“I think there is a world market for maybe five computers.” — Thomas Watson, chairman of IBM, 1943.
“Where a calculator on the ENIAC is equipped with 18,000 vacuum tubes and weighs 30 tons, computers in the future may have only 1,000 vacuum tubes and weigh only 1.5 tons.” — Popular Mechanics, 1949
“I have traveled the length and breadth of this country and talked with the best people, and I can assure you that data processing is a fad that won’t last out the year.” — The editor in charge of business books for Prentice Hall, 1957.
“But what…is it good for?” — Engineer at the Advanced Computing Systems Division of IBM, 1968, commenting on the microchip.
“There is no reason anyone would want a computer in their home.” — Ken Olson, president, chairman and founder of Digital Equipment Corp., 1977.
“640K ought to be enough for anybody.” — Attributed to Bill Gates, 1981, but believed to be an urban legend.
“The wireless music box has no imaginable commercial value. Who would pay for a message sent to nobody in particular?” — David Sarnoff’s associates in response to his urgings for investment in the radio in the 1920s.
“While theoretically and technically television may be feasible, commercially and financially it is an impossibility.” — Lee DeForest, inventor.
“We don’t like their sound, and guitar music is on the way out.” — Decca Recording Co. rejecting the Beatles, 1962.
“Radio has no future. Heavier-than-air flying machines are impossible.
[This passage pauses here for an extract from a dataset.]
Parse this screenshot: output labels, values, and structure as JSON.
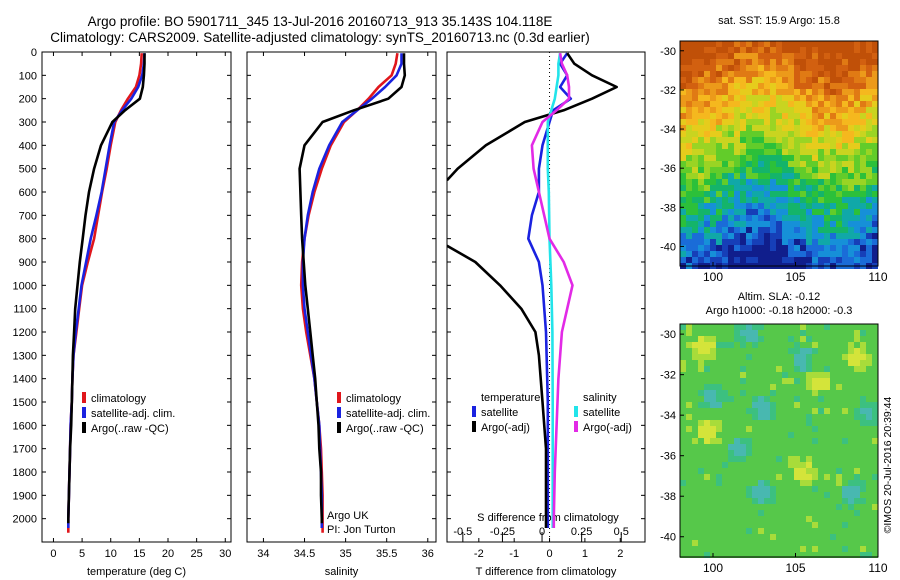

X-rays will prove to be a hoax.” — William Thomson, Lord Kelvin, British scientist, 1899.
“There will never be a bigger plane built.” — A Boeing engineer, after the first flight of the 247, a twin engine plane that holds ten people.
“Everything that can be invented has been invented.” — Attributed to Charles H. Duell, Commissioner, U.S. Office of Patents, 1899, but known to be an urban legend.